Banach spaces with no proximinal subspaces of codimension 2

The classical theorem of Bishop-Phelps asserts that, for a Banach space X, the norm-achieving functionals in X* are dense in X*. Bela Bollobas's extension of the theorem gives a quantitative description of just how dense the norm-achieving functionals have to be: if (x,f) is in X x X* with ||x||=||f||=1 and |1-f(x)|< h^2/4 then there are (x',f') in X x X* with ||x'||= ||f'||=1, ||x-x'||, ||f-f'||< h and f'(x')=1. This means that there are always "proximinal" hyperplanes H in X (a nonempty subset E of a metric space is said to be "proximinal" if, for x not in E, the distance d(x,E) is always achieved - there is always an e in E with d(x,E)=d(x,e)); for if H= ker f (f in X*) then it is easy to see that H is proximinal if and only if f is norm-achieving.
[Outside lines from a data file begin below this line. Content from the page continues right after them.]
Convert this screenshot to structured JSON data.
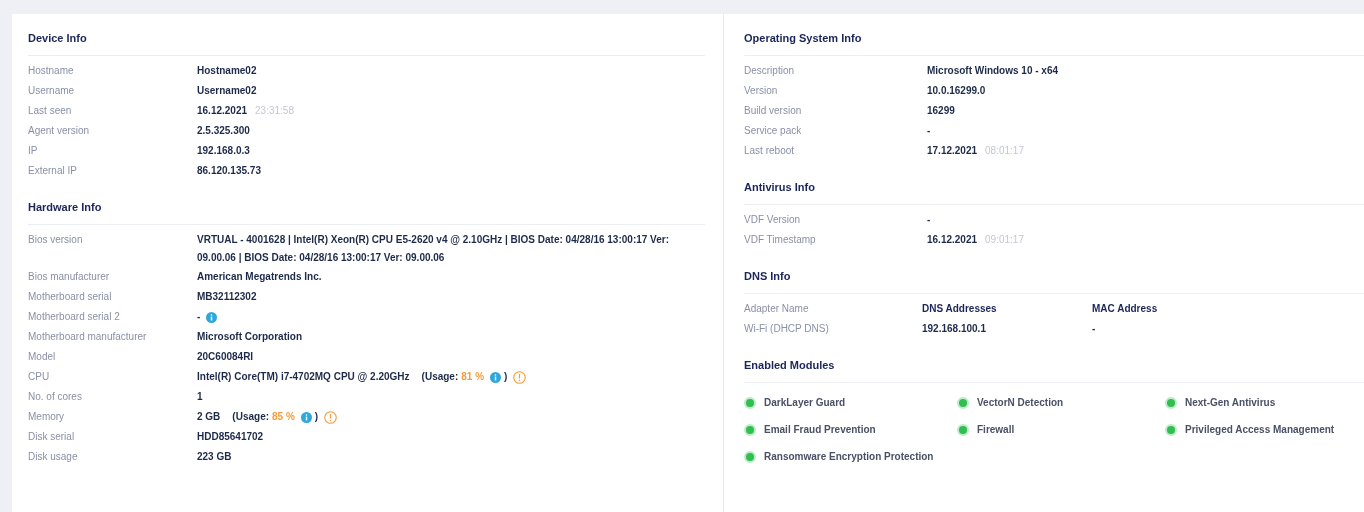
{
  "device_info": {
    "title": "Device Info",
    "rows": [
      {
        "label": "Hostname",
        "value": "Hostname02"
      },
      {
        "label": "Username",
        "value": "Username02"
      },
      {
        "label": "Last seen",
        "value": "16.12.2021",
        "time": "23:31:58"
      },
      {
        "label": "Agent version",
        "value": "2.5.325.300"
      },
      {
        "label": "IP",
        "value": "192.168.0.3"
      },
      {
        "label": "External IP",
        "value": "86.120.135.73"
      }
    ]
  },
  "hardware_info": {
    "title": "Hardware Info",
    "rows": [
      {
        "label": "Bios version",
        "value": "VRTUAL - 4001628 | Intel(R) Xeon(R) CPU E5-2620 v4 @ 2.10GHz | BIOS Date: 04/28/16 13:00:17 Ver: 09.00.06 | BIOS Date: 04/28/16 13:00:17 Ver: 09.00.06",
        "info": false,
        "warning": false
      },
      {
        "label": "Bios manufacturer",
        "value": "American Megatrends Inc.",
        "info": false,
        "warning": false
      },
      {
        "label": "Motherboard serial",
        "value": "MB32112302",
        "info": false,
        "warning": false
      },
      {
        "label": "Motherboard serial 2",
        "value": "-",
        "info": true,
        "warning": false
      },
      {
        "label": "Motherboard manufacturer",
        "value": "Microsoft Corporation",
        "info": false,
        "warning": false
      },
      {
        "label": "Model",
        "value": "20C60084RI",
        "info": false,
        "warning": false
      },
      {
        "label": "CPU",
        "value": "Intel(R) Core(TM) i7-4702MQ CPU @ 2.20GHz",
        "usage": {
          "label": "(Usage:",
          "percent": "81 %",
          "close": ")"
        },
        "info": true,
        "warning": true
      },
      {
        "label": "No. of cores",
        "value": "1",
        "info": false,
        "warning": false
      },
      {
        "label": "Memory",
        "value": "2 GB",
        "usage": {
          "label": "(Usage:",
          "percent": "85 %",
          "close": ")"
        },
        "info": true,
        "warning": true
      },
      {
        "label": "Disk serial",
        "value": "HDD85641702",
        "info": false,
        "warning": false
      },
      {
        "label": "Disk usage",
        "value": "223 GB",
        "info": false,
        "warning": false
      }
    ]
  },
  "os_info": {
    "title": "Operating System Info",
    "rows": [
      {
        "label": "Description",
        "value": "Microsoft Windows 10 - x64"
      },
      {
        "label": "Version",
        "value": "10.0.16299.0"
      },
      {
        "label": "Build version",
        "value": "16299"
      },
      {
        "label": "Service pack",
        "value": "-"
      },
      {
        "label": "Last reboot",
        "value": "17.12.2021",
        "time": "08:01:17"
      }
    ]
  },
  "antivirus_info": {
    "title": "Antivirus Info",
    "rows": [
      {
        "label": "VDF Version",
        "value": "-"
      },
      {
        "label": "VDF Timestamp",
        "value": "16.12.2021",
        "time": "09:01:17"
      }
    ]
  },
  "dns_info": {
    "title": "DNS Info",
    "columns": [
      "Adapter Name",
      "DNS Addresses",
      "MAC Address"
    ],
    "rows": [
      [
        "Wi-Fi (DHCP DNS)",
        "192.168.100.1",
        "-"
      ]
    ]
  },
  "enabled_modules": {
    "title": "Enabled Modules",
    "modules": [
      {
        "name": "DarkLayer Guard",
        "enabled": true
      },
      {
        "name": "VectorN Detection",
        "enabled": true
      },
      {
        "name": "Next-Gen Antivirus",
        "enabled": true
      },
      {
        "name": "Email Fraud Prevention",
        "enabled": true
      },
      {
        "name": "Firewall",
        "enabled": true
      },
      {
        "name": "Privileged Access Management",
        "enabled": true
      },
      {
        "name": "Ransomware Encryption Protection",
        "enabled": true
      }
    ]
  }
}
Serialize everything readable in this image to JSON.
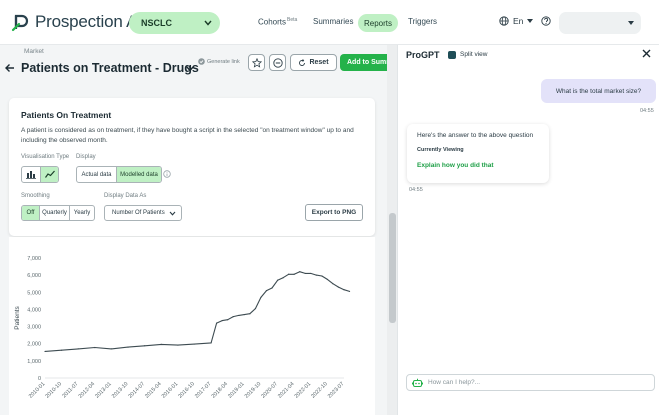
{
  "brand": {
    "name": "Prospection AI",
    "wordmark": "Prospection A",
    "accent": "#24b24a"
  },
  "header": {
    "indication": "NSCLC",
    "nav": [
      {
        "label": "Cohorts",
        "badge": "Beta"
      },
      {
        "label": "Summaries"
      },
      {
        "label": "Reports",
        "active": true
      },
      {
        "label": "Triggers"
      }
    ],
    "language": "En"
  },
  "report": {
    "breadcrumb": "Market",
    "title": "Patients on Treatment - Drugs",
    "generate_link": "Generate link",
    "reset_label": "Reset",
    "add_label": "Add to Summ"
  },
  "card": {
    "title": "Patients On Treatment",
    "description": "A patient is considered as on treatment, if they have bought a script in the selected \"on treatment window\" up to and including the observed month.",
    "visualisation_label": "Visualisation Type",
    "visualisation_selected": "line",
    "display_label": "Display",
    "display_options": [
      "Actual data",
      "Modelled data"
    ],
    "display_selected": "Modelled data",
    "smoothing_label": "Smoothing",
    "smoothing_options": [
      "Off",
      "Quarterly",
      "Yearly"
    ],
    "smoothing_selected": "Off",
    "display_as_label": "Display Data As",
    "display_as_value": "Number Of Patients",
    "export_label": "Export to PNG"
  },
  "chart_data": {
    "type": "line",
    "ylabel": "Patients",
    "ylim": [
      0,
      7000
    ],
    "yticks": [
      "0",
      "1,000",
      "2,000",
      "3,000",
      "4,000",
      "5,000",
      "6,000",
      "7,000"
    ],
    "xticks": [
      "2010-01",
      "2010-10",
      "2011-07",
      "2012-04",
      "2013-01",
      "2013-10",
      "2014-07",
      "2015-04",
      "2016-01",
      "2016-10",
      "2017-07",
      "2018-04",
      "2019-01",
      "2019-10",
      "2020-07",
      "2021-04",
      "2022-01",
      "2022-10",
      "2023-07"
    ],
    "color": "#3d4b51",
    "series": [
      {
        "x": [
          "2010-01",
          "2010-10",
          "2011-07",
          "2012-04",
          "2013-01",
          "2013-10",
          "2014-07",
          "2015-04",
          "2016-01",
          "2016-10",
          "2017-07",
          "2017-10",
          "2018-01",
          "2018-04",
          "2018-07",
          "2018-10",
          "2019-01",
          "2019-04",
          "2019-07",
          "2019-10",
          "2020-01",
          "2020-04",
          "2020-07",
          "2020-10",
          "2021-01",
          "2021-04",
          "2021-07",
          "2021-10",
          "2022-01",
          "2022-04",
          "2022-07",
          "2022-10",
          "2023-01",
          "2023-04",
          "2023-07",
          "2023-10"
        ],
        "values": [
          1550,
          1620,
          1700,
          1780,
          1700,
          1800,
          1880,
          1960,
          1920,
          1980,
          2050,
          3200,
          3350,
          3400,
          3580,
          3650,
          3700,
          3750,
          4050,
          4700,
          5100,
          5250,
          5700,
          5850,
          6050,
          6050,
          6200,
          6100,
          6100,
          6000,
          5950,
          5750,
          5500,
          5300,
          5150,
          5050
        ]
      }
    ]
  },
  "chat": {
    "title": "ProGPT",
    "split_view": "Split view",
    "user_message": "What is the total market size?",
    "user_time": "04:55",
    "bot_line1": "Here's the answer to the above question",
    "bot_line2": "Currently Viewing",
    "bot_link": "Explain how you did that",
    "bot_time": "04:55",
    "input_placeholder": "How can I help?..."
  }
}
Indeed the set of proximinal hyperplanes H is, in the appropriate sense, dense in the set of all closed hyperplanes H in X. Quite a long time ago [Problem 2.1 in his monograph "The Theory of Best approximation and Functional Analysis" Regional Conference series in Applied Mathematics, SIAM, 1974], Ivan Singer asked if this result generalized to closed subspaces of finite codimension - if every Banach space has a proximinal subspace of codimension 2, for example. In this paper I show that there is a Banach space X such that X has no proximinal subspace of finite codimension n>1. So we have a converse to Bishop-Phelps-Bollobas: a dense set of proximinal hyperplanes can always be found, but proximinal subspaces of larger, finite codimension need not be.